Beginning in the 1970s, Jackie served in various leadership roles in the California Easter Seals Society, first as a volunteer and board member, then as president of the California State Easter Seals Society and then was appointed executive director of the societies in Riverside, San Bernardino, Contra Costa, Napa and Solano counties. Because she was devoted specifically to helping younger people grow and develop, she founded and ran for many years Camp Lisa, a summer camp for disabled children outside Johnsville in the Sierra Nevada mountains.
Born in San Francisco in 1932, Jackie was academically talented, artistically gifted in drawing, and popular with her peers, maintaining those friendships throughout her life. As a teen, with film star looks, she modeled dresses for local department stores. While in junior college, she met and married Tom Gray, a property appraiser, from Vallejo, California. They had two children, Tom, Jr. and Darcie.

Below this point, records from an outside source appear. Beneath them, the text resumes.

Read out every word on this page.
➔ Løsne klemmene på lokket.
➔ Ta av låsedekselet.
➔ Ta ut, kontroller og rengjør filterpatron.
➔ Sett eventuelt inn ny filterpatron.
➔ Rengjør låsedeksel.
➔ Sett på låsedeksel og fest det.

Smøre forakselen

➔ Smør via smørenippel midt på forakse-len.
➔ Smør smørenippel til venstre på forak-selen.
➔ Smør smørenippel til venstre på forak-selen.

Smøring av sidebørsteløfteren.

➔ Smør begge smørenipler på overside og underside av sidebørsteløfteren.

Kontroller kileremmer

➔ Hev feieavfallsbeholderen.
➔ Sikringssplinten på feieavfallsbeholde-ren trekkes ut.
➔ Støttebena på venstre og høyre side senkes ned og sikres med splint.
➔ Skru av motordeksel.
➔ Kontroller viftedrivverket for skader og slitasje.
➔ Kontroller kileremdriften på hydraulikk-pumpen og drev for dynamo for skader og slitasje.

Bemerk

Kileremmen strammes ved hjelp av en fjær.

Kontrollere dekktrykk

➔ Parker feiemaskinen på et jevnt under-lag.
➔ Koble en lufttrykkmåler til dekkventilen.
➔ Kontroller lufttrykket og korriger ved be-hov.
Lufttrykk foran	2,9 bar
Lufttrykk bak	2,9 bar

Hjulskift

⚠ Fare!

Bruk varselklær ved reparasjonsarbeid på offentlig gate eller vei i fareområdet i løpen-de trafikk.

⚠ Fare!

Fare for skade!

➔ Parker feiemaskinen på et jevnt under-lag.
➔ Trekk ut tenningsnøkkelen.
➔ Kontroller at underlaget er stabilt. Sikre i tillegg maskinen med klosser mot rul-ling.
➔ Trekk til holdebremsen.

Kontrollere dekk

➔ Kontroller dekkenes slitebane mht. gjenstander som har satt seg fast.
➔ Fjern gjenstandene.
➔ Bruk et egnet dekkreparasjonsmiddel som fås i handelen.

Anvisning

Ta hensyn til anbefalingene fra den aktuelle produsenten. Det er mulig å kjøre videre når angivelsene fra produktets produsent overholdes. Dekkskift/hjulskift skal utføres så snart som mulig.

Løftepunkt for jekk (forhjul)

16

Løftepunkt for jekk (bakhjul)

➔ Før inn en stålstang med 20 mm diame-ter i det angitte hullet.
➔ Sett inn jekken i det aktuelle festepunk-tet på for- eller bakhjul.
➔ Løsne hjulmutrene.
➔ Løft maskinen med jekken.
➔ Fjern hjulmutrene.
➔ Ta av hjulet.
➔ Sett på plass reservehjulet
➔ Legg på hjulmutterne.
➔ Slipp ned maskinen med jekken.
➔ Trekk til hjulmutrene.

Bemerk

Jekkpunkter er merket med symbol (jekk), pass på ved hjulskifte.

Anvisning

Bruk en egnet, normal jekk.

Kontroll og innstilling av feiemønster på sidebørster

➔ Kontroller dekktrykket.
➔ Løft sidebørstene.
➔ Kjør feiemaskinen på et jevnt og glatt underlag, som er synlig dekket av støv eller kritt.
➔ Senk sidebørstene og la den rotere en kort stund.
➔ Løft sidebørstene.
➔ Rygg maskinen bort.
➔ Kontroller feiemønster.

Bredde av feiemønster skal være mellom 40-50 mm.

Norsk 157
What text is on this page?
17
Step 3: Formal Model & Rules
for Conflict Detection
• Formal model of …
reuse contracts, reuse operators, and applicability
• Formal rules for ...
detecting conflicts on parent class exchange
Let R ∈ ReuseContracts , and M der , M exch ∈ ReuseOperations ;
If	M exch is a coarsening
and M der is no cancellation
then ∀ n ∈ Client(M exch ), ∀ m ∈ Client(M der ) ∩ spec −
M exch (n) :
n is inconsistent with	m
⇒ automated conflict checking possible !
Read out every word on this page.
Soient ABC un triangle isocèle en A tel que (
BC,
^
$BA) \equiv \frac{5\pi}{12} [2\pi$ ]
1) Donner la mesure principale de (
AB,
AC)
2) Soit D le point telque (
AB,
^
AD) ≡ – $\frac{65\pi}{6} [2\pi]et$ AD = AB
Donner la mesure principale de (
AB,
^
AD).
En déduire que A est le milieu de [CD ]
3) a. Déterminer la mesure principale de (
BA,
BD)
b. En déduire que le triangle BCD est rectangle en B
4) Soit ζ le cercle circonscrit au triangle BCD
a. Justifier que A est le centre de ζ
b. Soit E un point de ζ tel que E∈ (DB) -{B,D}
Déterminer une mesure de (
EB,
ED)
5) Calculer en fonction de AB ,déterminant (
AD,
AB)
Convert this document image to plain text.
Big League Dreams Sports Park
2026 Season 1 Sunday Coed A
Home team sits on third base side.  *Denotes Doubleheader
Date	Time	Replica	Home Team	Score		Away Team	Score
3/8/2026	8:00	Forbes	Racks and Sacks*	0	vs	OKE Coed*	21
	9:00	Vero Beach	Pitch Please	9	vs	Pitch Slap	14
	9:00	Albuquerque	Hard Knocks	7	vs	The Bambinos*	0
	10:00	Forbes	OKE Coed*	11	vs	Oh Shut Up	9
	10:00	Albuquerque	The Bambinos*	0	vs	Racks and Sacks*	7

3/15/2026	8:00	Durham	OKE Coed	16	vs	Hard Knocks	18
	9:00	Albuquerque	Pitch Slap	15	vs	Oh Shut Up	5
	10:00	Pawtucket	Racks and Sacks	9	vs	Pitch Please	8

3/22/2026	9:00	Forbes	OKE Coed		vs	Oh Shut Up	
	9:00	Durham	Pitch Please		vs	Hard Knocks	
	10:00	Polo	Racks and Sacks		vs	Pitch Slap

After Tom died in a car accident in 1963, Jackie raised her son and daughter with the assistance of her parents while working as a school secretary in Martinez. In 1966, Jackie married Robert Peel, a sales manager, and the family settled in Alamo, where they kept horses and the many stray animals Jackie would bring home.
In the mid 1990s, Jackie moved to Crescent City, California., where she opened and operated two kitchenware and gift stores, the Kitchen Cupboard and VJ & Co. Continuing to serve the disabled community, Jackie also volunteered with the Community Assistance League and was later appointed executive director of the Del Norte Association for Developmental Services.
As a lasting gift for her family, Jackie's decades-long passion for genealogical research unearthed several discoveries. In addition to details of her father's family from the English midlands, Jackie found that her mother's side was directly descended from Jose Francisco Ortega, a Spanish soldier who came to Alta California with Portola in 1769, and who assisted Father Serra in founding the missions of San Juan Capistrano and San Buenaventura. and founded the Presidio of Santa Barbara, for which he was granted vast stretches of ranch lands west of the current city.
In addition to her daughter, Darcie, Jackie is survived by her son, Tom; her stepdaughter, Anne; her stepson, Bob; her three grandchildren, Tom, III, Ashley and Jennifer; and her two great-grandchildren, Lilly and Madeline. She was loved by all and will be greatly missed.
The family will hold a private gathering in Santa Barbara in December.